OSHA to ag retailers: Get ready for PSM requirements in October
WASHINGTON,
Jan. 20, 2016 - Agricultural retailers – and the media that cover them – may
have been too hasty last month in announcing a long-term congressional reprieve
from Occupational Safety and Health Administration Process Safety Management (PSM)
standards.
The omnibus
funding bill for fiscal 2016 that was signed into law in late December was
hailed as providing wide-ranging relief from the PSM requirements that OSHA had
decided to apply to dealers. In addition to giving dealers more time to comply,
OSHA would begin a formal rulemaking process, and the Census Bureau would come
up with a new Standard Industrial Classification code for dealers.
Just last week, Sen. John Hoeven, R-ND.,
took credit for the language, saying he helped to include it in “legislation
Congress passed in December that prevents OSHA from imposing new restrictions
on fertilizer sales that would cause many retailers to stop selling to farmers
at rural locations.”
There was just one problem. The language in question was
not in the bill itself, but in a House-Senate “explanatory statement”

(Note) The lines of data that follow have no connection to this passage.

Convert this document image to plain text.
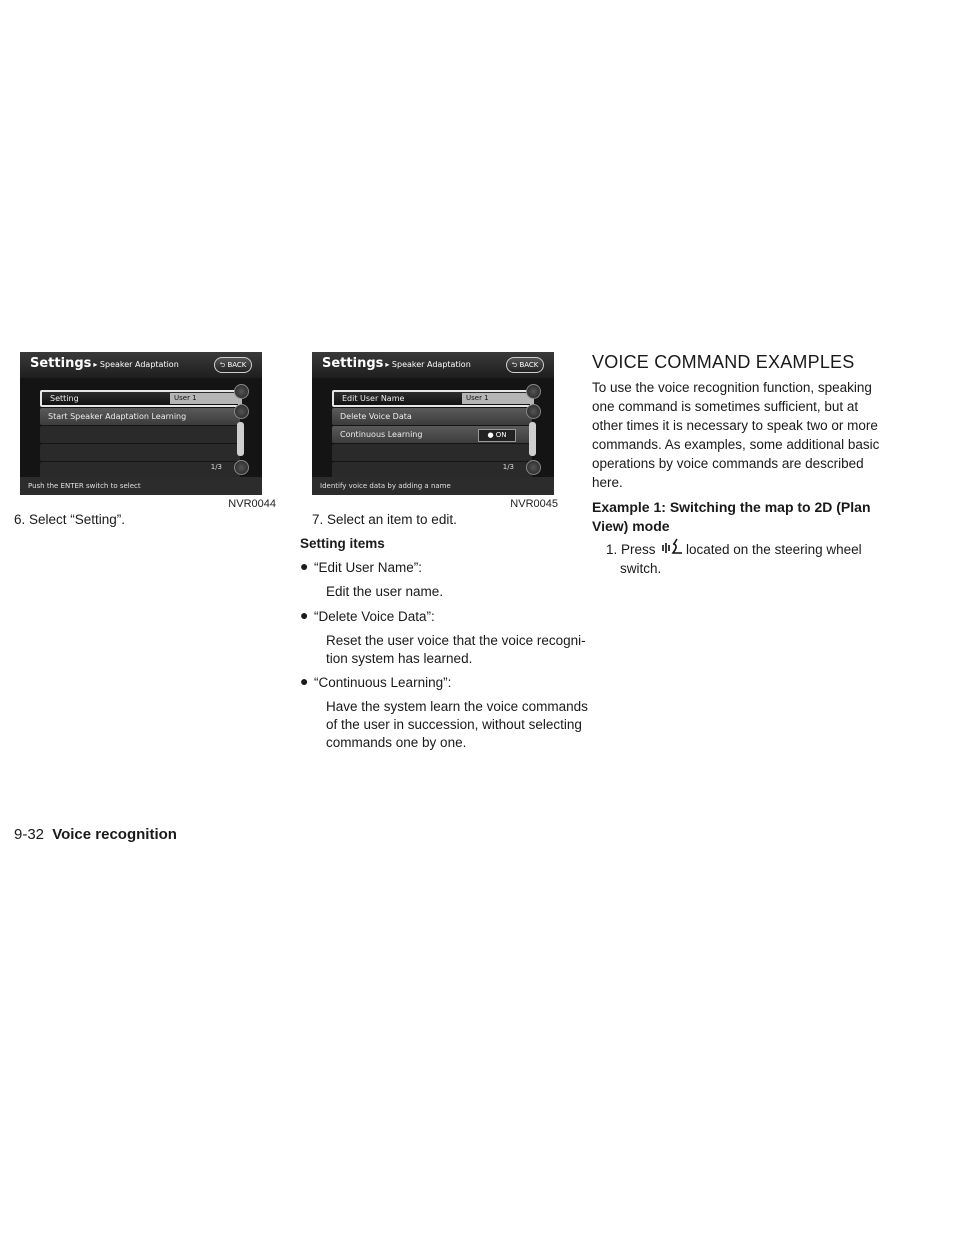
Settings ▸ Speaker Adaptation	⮌ BACK
Setting	User 1
Start Speaker Adaptation Learning
1/3
Push the ENTER switch to select
NVR0044
6. Select “Setting”.
Settings ▸ Speaker Adaptation	⮌ BACK
Edit User Name	User 1
Delete Voice Data
Continuous Learning	● ON
1/3
Identify voice data by adding a name
NVR0045
7. Select an item to edit.
Setting items
● “Edit User Name”:
Edit the user name.
● “Delete Voice Data”:
Reset the user voice that the voice recogni-
tion system has learned.
● “Continuous Learning”:
Have the system learn the voice commands
of the user in succession, without selecting
commands one by one.
VOICE COMMAND EXAMPLES
To use the voice recognition function, speaking
one command is sometimes sufficient, but at
other times it is necessary to speak two or more
commands. As examples, some additional basic
operations by voice commands are described
here.
Example 1: Switching the map to 2D (Plan
View) mode
1. Press located on the steering wheel
switch.
9-32 Voice recognition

accompanying the bill. In legislative parlance, it was “report language,” not
“bill language.”
“Significantly, report language and
managers' statements do not have statutory force, (and) departments and
agencies are not legally bound by their declarations,” the Congressional
Research Service said in a
report from 2005. “These
documents do, however, explain congressional intent, and executive branch
agencies take them seriously because they must justify their budget requests
annually to the Appropriations Committees.”
The PSM
requirement was issued in new guidance in July, following a 2013 explosion
at the West, Texas, fertilizer plant, which killed 15 people and prompted an Executive
Order from President Obama.
In addition to
questioning the rationale for shoving retailers under a regulatory umbrella
they had thus far managed to avoid, the industry said OSHA had vastly
underestimated the financial impact of the new rules.
Compliance
with PSM could cost dealers more than $25,000 per facility, or at least 10
times more than estimated by OSHA, ARA says.
The report
language approved along with the omnibus bill says that the guidance cannot be
enforced until OSHA finishes a public rulemaking to implement the PSM standards
and the Census Bureau sets up a new Standard Industrial Classification for
agricultural retailers.
OSHA responded to the report language
last month, extending from July 22 to Oct. 1 the deadline for dealers to comply
with the PSM requirements.
“We are
hopeful that, whatever our enforcement deadline is, employers will take action
to improve the safety of their facilities that that we can prevent any further
worker injuries or fatalities in facilities using or storing highly hazardous
chemicals,” OSHA Deputy Assistant Secretary Jordan Barab said in a statement
provided to Agri-Pulse.
OSHA “does
not intend to go through formal rulemaking and is, in effect, taking the
position that this congressional directive need not be followed after the
current fiscal year ends,” ARA and The Fertilizer Institute said in a statement
sent to their members on Jan. 19.
“ARA and TFI worked together on the language
in the explanatory report and will seek inclusion of similar language in
legislation for the next federal fiscal year,” they said. “At an absolute
minimum, we believe the agency must go through formal rulemaking before
imposing this significant regulation on thousands of retailers.
“We continue to advocate that OSHA adhere to
the intent of Congress and go through a full notice and comment rulemaking, and
we are pursuing this through both legislative and judicial means; however, we
cannot be sure of the outcome. Therefore, we urge retailers to consider how
they will comply with PSM if no further relief is granted.”
ARA, TFI and more than a dozen dealers are
suing OSHA, claiming that it should have gone through a public rulemaking
process. OSHA, however, claims that guidance does not need to be put out for
public comment. The DC Circuit Court of Appeals says briefs related to the
matter must be submitted by March 28.